Today we will compare the main uses of a $50 (or less) ultrasonic level sensor to a $500 advanced ultrasonic sensor.
The $50 Ultrasonic Level Sensor
Most often basic ultrasonic sensors are used in pairs. One sensor is used to transmit the sound pulses and another sensor is used to receive the sound waves that have been bounced back from the target.
They are generally designed for short range general sensing applications such as position detection, position location and collision avoidance. Less expensive ultrasonic level sensors are manufactured mainly as a component piece suitable for mounting on a PCB board which is part of larger OEM devices such as robots, remote controlled vehicles and automobiles.
Because of their design and size, most basic ultrasonic sensors are made with factory preset parameters that are not adjustable. As a result, these sensors will be less accurate - the readings might differ based on fluctuations in temperature and humidity.
When choosing a basic ultrasonic sensor, you decide what sensing range you need and what transmitting frequency you need. Many basic ultrasonic level sensors transmit a pulse burst every 0.5ms at 40kHz.
Some basic ultrasonic sensors can be bought for less than $10. They are a simple choice for simple sensing. These are typically a cheap ultrasonic transducer on a basic circuit board without programming of any kind. These are great for hobbyists.
The $500 Ultrasonic Level Sensor
Advanced ultrasonic level sensors are used when a constant, highly accurate measurement is desired. Examples are tanks, river heights and flood or flow levels as well object proximity as seen in a carwash. Full scale sensing ranges vary from as little as 79 inches up to 50 ft.
Advanced ultrasonic sensors are one piece sensors with outdoor rated housings. They have a single transducer that transmits and receives the ultrasonic sound wave.
Most models have an analog output such as current (4/20mA) or voltage (0-2 VDC or 0-5 VDC). Sold state relay outputs or NPN trip points are also common outputs.
When installed, advanced ultrasonic sensors are mounted to their associated equipment usually with an NPT plug or bracket.
Here are a few examples of important parameters that are not adjustable with basic ultrasonic sensors but are user adjustable with advanced ultrasonic sensors.

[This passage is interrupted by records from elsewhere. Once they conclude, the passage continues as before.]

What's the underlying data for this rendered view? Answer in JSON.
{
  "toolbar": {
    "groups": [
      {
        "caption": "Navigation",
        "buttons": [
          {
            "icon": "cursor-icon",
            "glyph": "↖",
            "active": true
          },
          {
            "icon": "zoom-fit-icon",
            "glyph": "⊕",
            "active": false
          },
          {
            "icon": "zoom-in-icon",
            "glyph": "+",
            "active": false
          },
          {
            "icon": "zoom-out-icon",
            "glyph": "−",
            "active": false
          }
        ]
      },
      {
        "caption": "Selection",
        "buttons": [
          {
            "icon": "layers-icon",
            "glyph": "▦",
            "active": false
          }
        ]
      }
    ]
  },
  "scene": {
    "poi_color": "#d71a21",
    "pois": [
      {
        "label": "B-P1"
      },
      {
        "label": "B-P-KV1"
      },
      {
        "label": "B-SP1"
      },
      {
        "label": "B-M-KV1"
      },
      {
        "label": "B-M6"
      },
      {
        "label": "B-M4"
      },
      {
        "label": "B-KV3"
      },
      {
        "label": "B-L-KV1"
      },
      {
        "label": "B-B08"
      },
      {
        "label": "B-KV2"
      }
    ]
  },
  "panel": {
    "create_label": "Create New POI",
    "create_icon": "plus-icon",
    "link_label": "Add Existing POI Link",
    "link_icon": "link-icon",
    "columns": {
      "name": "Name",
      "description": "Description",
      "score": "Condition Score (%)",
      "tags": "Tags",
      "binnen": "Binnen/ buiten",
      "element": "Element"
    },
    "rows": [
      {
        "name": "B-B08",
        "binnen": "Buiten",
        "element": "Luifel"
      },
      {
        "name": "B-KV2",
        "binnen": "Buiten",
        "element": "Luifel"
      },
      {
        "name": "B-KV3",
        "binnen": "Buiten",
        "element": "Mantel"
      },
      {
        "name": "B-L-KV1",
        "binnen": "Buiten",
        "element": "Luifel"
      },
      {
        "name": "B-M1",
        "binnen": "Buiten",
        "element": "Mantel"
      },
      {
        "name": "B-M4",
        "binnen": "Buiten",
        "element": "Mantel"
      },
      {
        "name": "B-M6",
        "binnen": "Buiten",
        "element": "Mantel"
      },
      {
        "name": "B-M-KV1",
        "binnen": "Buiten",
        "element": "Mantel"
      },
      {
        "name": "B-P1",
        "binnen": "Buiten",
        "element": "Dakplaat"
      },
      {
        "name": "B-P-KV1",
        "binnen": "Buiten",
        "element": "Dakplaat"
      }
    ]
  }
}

- Blanking Distance - Sets the distance beginning at the sensor face to the point where the sensor will begin looking for target signals.
- Pulses - Controls the number of sound waves being sent in each ultrasonic burst.

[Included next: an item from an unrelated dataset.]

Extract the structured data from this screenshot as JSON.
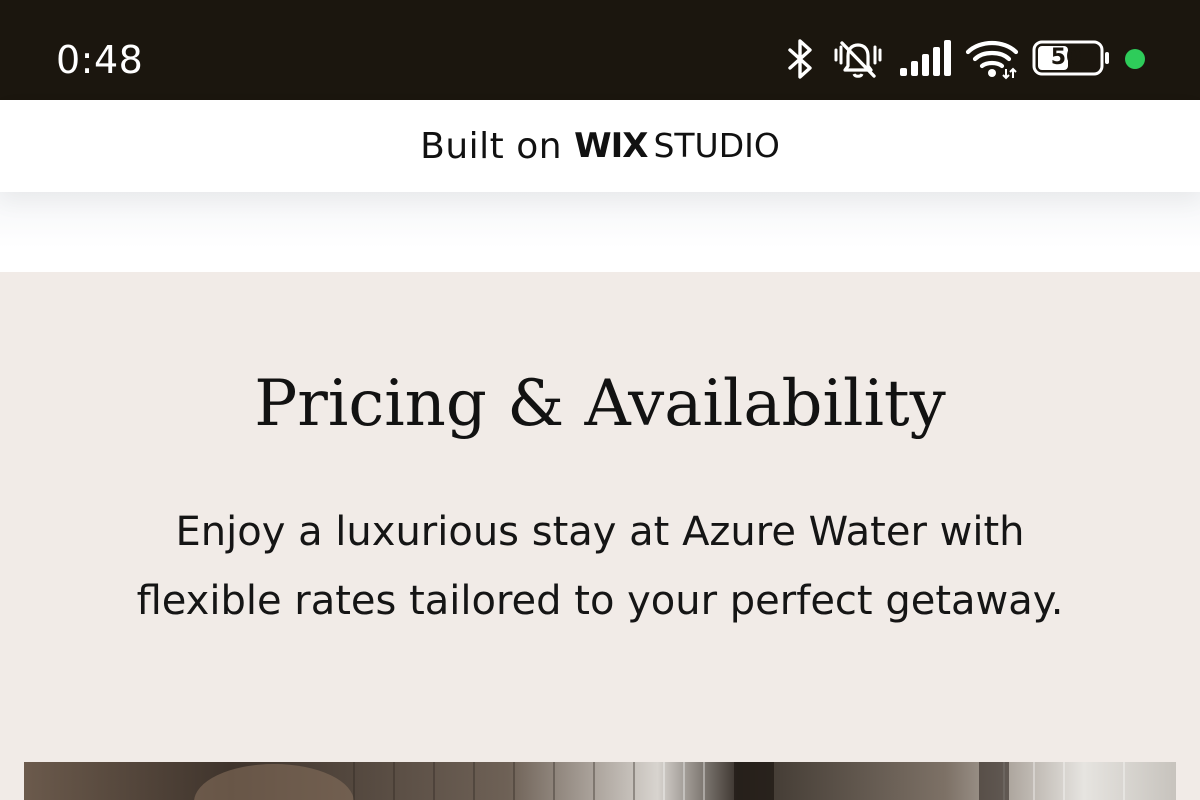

- Sensitivity - Controls the level of amplification that is applied to a returning signal from the target.
- Temperature Compensation - A correction factor for changes in air temperature.
- Averaging - Defines the number of target samples (readings) that will be averaged together to become a distance reading.
- Analog Output - Sets the minimum and maximum sensing range for the application.
- Relay Set Points - Sets the minimum and maximum readings desired from the sensor for control purposes.
Though advanced ultrasonic level sensors are considerably more expensive (often greater than $500) than basic ultrasonic sensors, their durable construction, high accuracy, output capability, and adjustable parameters provide a great solution for countless non-contact measurement applications.